Antisemitismus nennt man die offen propagierte Abneigung und Feindschaft gegenüber Juden als Volksgruppe oder als Religionsgemeinschaft. Der Begriff wird seit dem 19. Jahrhundert gebraucht, oft als Synonym für eine allgemeine Judenfeindlichkeit. Im Mittelalter wurden Juden für den Kreuzestod Jesu verantwortlich gemacht und als "Gottesmörder" beschuldigt. Während der Kreuzzüge entlud sich die Feindschaft in mörderischen Ausschreitungen, Vertreibungen und Zwangsbekehrungen.

Teilnehmende einer Demonstration zur Solidarität mit Israel / © Michael Kappeler (dpa)
Teilnehmende einer Demonstration zur Solidarität mit Israel / © Michael Kappeler ( dpa )

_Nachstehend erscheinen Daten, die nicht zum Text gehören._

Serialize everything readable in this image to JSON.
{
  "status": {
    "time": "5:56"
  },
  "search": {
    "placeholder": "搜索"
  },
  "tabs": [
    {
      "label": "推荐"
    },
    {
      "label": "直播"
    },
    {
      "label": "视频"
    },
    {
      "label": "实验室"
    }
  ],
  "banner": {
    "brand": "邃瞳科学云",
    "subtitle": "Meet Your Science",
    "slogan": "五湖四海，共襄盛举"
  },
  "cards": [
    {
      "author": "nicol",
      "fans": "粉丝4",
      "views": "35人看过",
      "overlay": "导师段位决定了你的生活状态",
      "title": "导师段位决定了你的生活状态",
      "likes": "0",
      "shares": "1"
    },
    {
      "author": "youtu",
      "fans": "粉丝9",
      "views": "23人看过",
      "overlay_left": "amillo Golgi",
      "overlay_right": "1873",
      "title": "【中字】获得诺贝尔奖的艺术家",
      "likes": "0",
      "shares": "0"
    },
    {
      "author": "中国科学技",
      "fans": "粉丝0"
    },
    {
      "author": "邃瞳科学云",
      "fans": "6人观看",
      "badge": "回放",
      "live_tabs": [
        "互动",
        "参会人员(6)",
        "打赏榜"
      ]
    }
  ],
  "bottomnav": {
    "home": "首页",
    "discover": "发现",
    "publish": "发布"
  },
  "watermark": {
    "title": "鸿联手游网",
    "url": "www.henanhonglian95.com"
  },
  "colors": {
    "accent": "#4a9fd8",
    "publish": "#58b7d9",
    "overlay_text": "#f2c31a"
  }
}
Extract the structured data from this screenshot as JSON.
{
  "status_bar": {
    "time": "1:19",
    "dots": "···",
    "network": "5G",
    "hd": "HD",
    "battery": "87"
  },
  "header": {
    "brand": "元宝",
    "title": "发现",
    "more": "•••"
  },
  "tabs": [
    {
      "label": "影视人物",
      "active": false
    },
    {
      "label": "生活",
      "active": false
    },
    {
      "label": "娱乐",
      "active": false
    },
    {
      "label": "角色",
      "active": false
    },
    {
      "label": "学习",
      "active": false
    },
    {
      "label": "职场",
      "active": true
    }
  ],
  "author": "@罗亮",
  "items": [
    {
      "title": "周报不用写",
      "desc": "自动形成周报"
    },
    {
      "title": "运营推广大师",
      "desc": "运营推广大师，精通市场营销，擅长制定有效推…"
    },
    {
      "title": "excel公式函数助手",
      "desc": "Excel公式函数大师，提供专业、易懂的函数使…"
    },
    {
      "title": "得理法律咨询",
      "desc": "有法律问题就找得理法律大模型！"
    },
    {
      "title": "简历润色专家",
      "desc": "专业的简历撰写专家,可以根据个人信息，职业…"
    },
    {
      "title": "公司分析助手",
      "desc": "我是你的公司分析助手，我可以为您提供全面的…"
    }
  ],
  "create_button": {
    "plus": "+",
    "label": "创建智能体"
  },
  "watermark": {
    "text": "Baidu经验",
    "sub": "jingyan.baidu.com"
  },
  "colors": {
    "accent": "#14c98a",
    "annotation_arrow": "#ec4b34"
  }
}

Vielfältiges Judentum kennenlernen

Schuster betonte: "Niemand, kein Kind, wird als Antisemit geboren." Da entsprechende Prägungen schon in Schulen vonstatten gehen könnten, müsse in der Bildung angesetzt werden: "Wir brauchen Aufklärung und Bildung." Im Judentum sei lebenslanges Lernen fest verankert. Auch die Volkshochschulen (VHS) stünden für diesen Wert. Dort habe es im noch bis Mitte des Jahres laufenden Festjahr viele Veranstaltungen gegeben: Literatur, Kabbala, jiddische Sprache, koschere Küche, Hochschulwesen und vieles mehr.

So könnten Menschen Judentum in seiner Vielfalt kennenlernen. Schuster gab zu bedenken: Einerseits müsse die Erinnerung an die Schoah, die Vernichtung der Juden im Zweiten Weltkrieg, wachgehalten werden. Andererseits müsse verhindert werden, dass Juden ausschließlich als "Phänomen" und Opfer wahrgenommen würden. Es sei Aufgabe von Bildung zu vermitteln, dass jüdisches Leben mehr als Holocaust und Nahostkonflikt sei und Juden "handelnde Menschen" einer 1.700-jährigen Geschichte seien. Dafür sei es unerlässlich, Juden und deren Perspektiven kennenzulernen. Auch in Integrationskursen sollte entsprechendes Wissen vermittelt werden.

Integration von Flüchtlingen

Bei der Betreuung und Integration von Flüchtlingen aus der Ukraine spielen die jüdischen Gemeinden in Deutschland nach den Worten Schusters eine wichtige Rolle. Jüdische Gemeinden kümmerten sich derzeit um zahlreiche Kriegsflüchtlinge, auch um nichtjüdische, sagte Schuster.

Viele Angehörige jüdischer Gemeinden hätten russische und auch ukrainische Sprachkenntnisse und Erfahrung mit dem Thema Integration. Zugleich sei es aber auch so, dass Menschen aus der Ukraine oftmals Verwandte und Freunde und damit eine feste Anlaufstelle in Deutschland hätten.